1st also generates textual or graphical report windows on the basis of the analysis that the user selects. Figure three (a Draw file) shows a regression plot which was generated after following one of the supplied tutorials whilst the information in report one was produced by generating a textual report window and saving it as a text file.
Analysis is, in contrast, essentially a textual analysis program. It supports a wide range of analytic procedures including concordances, keywords-in-context (kwic) and the identification of co-occurrences. Figure four below shows the main window which is used to drive the application.
Installation is just as straightforward as it is with 1st. Analysis is simply placed in its own directory on your hard disc and run in the usual RISC OS way. The user basically double-clicks on the Analysis icon and the application's icon appears on the icon bar.
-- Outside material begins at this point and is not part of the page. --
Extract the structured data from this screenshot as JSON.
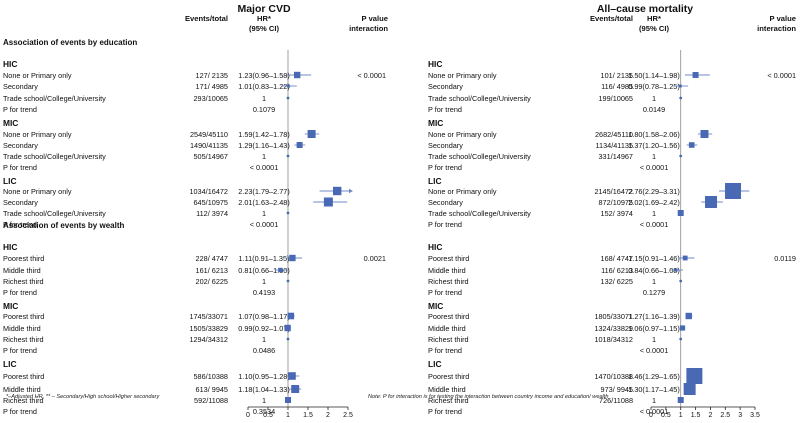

Analysis is then activated by dragging and dropping the plain text file that you wish to study onto the icon bar icon. The main window consequently appears and the user selects the required analysis from the available menu before clicking on the 'OK' button. The application finally produces an output file which contains the results of the analysis.
As Analysis makes such an eclectic range of techniques available to the researcher, its target audience will consequently be varied although it will be particularly useful to anyone interested in linguistics. However, researchers who deal with qualitative data can make use of its facilities.
Think, for example, of the researcher who wishes to investigate the values which a group of people hold. After interviewing each person the researcher would carefully read through each interview transcript in order to identify points of commonality. Re-occurring themes would then be noted in the margin of each transcript before considering how they were interrelated. In this way, the purely qualitative researcher would be able to construct a picture of the 'conceptual universe' of the respondents by discovering key categories or values.
Moreover, Analysis could assist in this endeavour by making use of its 'List Frequency of Words' option. By counting word frequencies, Analysis allows the researcher to discover points of commonality between interview transcripts in a much more effective way than would be possible by traditional pen and paper methods. Figure five below illustrates the output which is produced after applying this option to a sample file.
So how do 1st and Analysis measure up?
I have no hesitation in recommending 1st or Analysis to the readers of RISC World. 1st is a superb piece of software which provides all the statistical facilities that the professional researcher or student is ever likely to need. If the RISC OS market recovers (and I for one remain optimistic) it should meet the statistical needs of many a high school and university student. One has only to think of the popularity of A-Level subjects like Maths with Statistics or Sociology and Psychology to appreciate that there is a potential market ready to be tapped. I am however, slightly more circumspect in my praise for Analysis. Although it has the makings of an excellent textual analysis package, some important analytic techniques are missing.
But it seems uncharitable to be too critical. After all, both programs are obviously a testament to the commitment of RISC OS programmers to our platform. So if you are thinking of getting into Data Analysis for RISC OS, check out 1st and Analysis. You won't regret it.